Lucy rolled her eyes. “When haven’t I, Skull?” Perhaps it was a strange name for a mouse, or rather, the ghost of the young man that possessed the mouse. A highwayman once upon a time, named so to hide his true identity, who’d been double-crossed, beheaded by his own band, and left to rot in the road. Ivy had happened upon him as his soul lingered above his slain body and taken pity. A short conversation made her realize he was a incredibly rare Type Three, which only fairies—and, they later discovered, Lucy—could converse with. With a dash of magic Ivy had transferred his essence into a mouse that had been skulking nearby, additionally granting him the longevity of a human lifetime.

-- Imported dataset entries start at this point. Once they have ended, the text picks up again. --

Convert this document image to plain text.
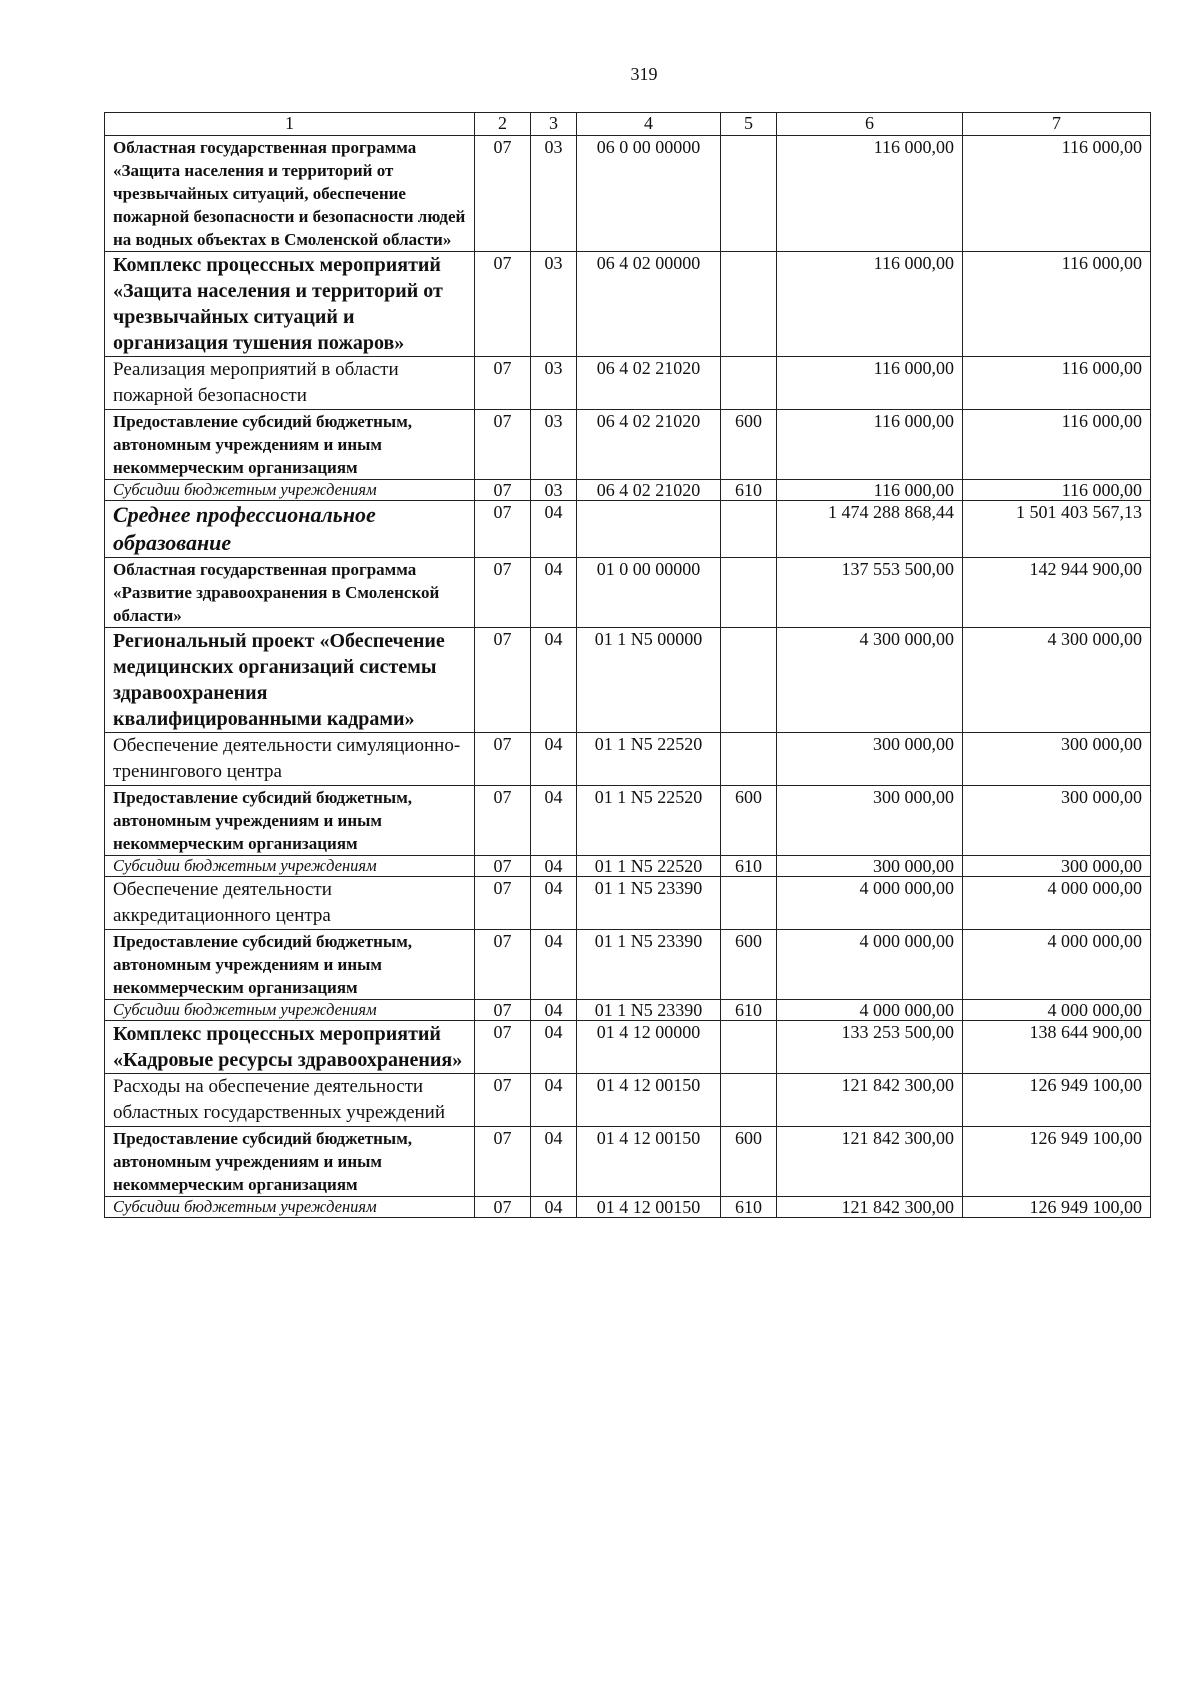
319
1	2	3	4	5	6	7
Областная государственная программа «Защита населения и территорий от чрезвычайных ситуаций, обеспечение пожарной безопасности и безопасности людей на водных объектах в Смоленской области»	07	03	06 0 00 00000		116 000,00	116 000,00
Комплекс процессных мероприятий «Защита населения и территорий от чрезвычайных ситуаций и организация тушения пожаров»	07	03	06 4 02 00000		116 000,00	116 000,00
Реализация мероприятий в области пожарной безопасности	07	03	06 4 02 21020		116 000,00	116 000,00
Предоставление субсидий бюджетным, автономным учреждениям и иным некоммерческим организациям	07	03	06 4 02 21020	600	116 000,00	116 000,00
Субсидии бюджетным учреждениям	07	03	06 4 02 21020	610	116 000,00	116 000,00
Среднее профессиональное образование	07	04			1 474 288 868,44	1 501 403 567,13
Областная государственная программа «Развитие здравоохранения в Смоленской области»	07	04	01 0 00 00000		137 553 500,00	142 944 900,00
Региональный проект «Обеспечение медицинских организаций системы здравоохранения квалифицированными кадрами»	07	04	01 1 N5 00000		4 300 000,00	4 300 000,00
Обеспечение деятельности симуляционно-тренингового центра	07	04	01 1 N5 22520		300 000,00	300 000,00
Предоставление субсидий бюджетным, автономным учреждениям и иным некоммерческим организациям	07	04	01 1 N5 22520	600	300 000,00	300 000,00
Субсидии бюджетным учреждениям	07	04	01 1 N5 22520	610	300 000,00	300 000,00
Обеспечение деятельности аккредитационного центра	07	04	01 1 N5 23390		4 000 000,00	4 000 000,00
Предоставление субсидий бюджетным, автономным учреждениям и иным некоммерческим организациям	07	04	01 1 N5 23390	600	4 000 000,00	4 000 000,00
Субсидии бюджетным учреждениям	07	04	01 1 N5 23390	610	4 000 000,00	4 000 000,00
Комплекс процессных мероприятий «Кадровые ресурсы здравоохранения»	07	04	01 4 12 00000		133 253 500,00	138 644 900,00
Расходы на обеспечение деятельности областных государственных учреждений	07	04	01 4 12 00150		121 842 300,00	126 949 100,00
Предоставление субсидий бюджетным, автономным учреждениям и иным некоммерческим организациям	07	04	01 4 12 00150	600	121 842 300,00	126 949 100,00
Субсидии бюджетным учреждениям	07	04	01 4 12 00150	610	121 842 300,00	126 949 100,00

But Ivy had died, so now Skull was Lucy’s responsibility. As terrible of a person as he had been in his first life, and as much as the two bickered, Lucy was glad he was around.

“There’s always a first time for you to neglect me.” Skull’s harsh tone was dulled by the cute twitching of his tiny nose.

“Good Lord, you’re as needy as Marissa and Penelope!” Lucy sliced the small mound of cheese that was meant to be her own portion and placed it on the stone floor in front of Skull.

“Don’t compare me to those witches,” Skull spat. He snatched up the cheese and nibbled on it.

Lucy shrugged. “Don’t act like one then.”

Skull mumbled a litany of curses, but Lucy only shook her head and set to work on the washing up.

“You know, it’s my birthday today,” she said with a sigh.

“I’m not going to throw you a soirée, if that’s what you want.”

“Right, because I expected a soirée from a mouse.”

“It could happen.” Skull chewed thoughtfully. “Isn’t it your twenty-first? Don’t you have big plans for this year?”

“I used to.” Lucy looked at her reflection in a silver serving dish. Round, red face framed with drooping sweaty locks of hair piled haphazardly atop her head, soot streaked across one cheek. Marissa often said prettiness wasn’t her trade, and she was right. “I suppose London was always just a dream.”

“Coward.”

“Realistic. I’ve no money, no standing, and I’m a woman. I’d probably end up in a ditch.”

“That’s not the Lucy Carlyle I know. What happened to her, the one who used to laugh in the face of both tradition and danger?”

“She died.” Lucy stopped scrubbing and rested her palms on the edge of the basin. Her muscles felt like they’d been wrung out and hung to dry.

Skull was uncharacteristically silent for a moment. “Happy birthday, dead Lucy. I suppose you can have the last nibble of my cheese as a gift.”

A smile teased at the corner of Lucy’s mouth.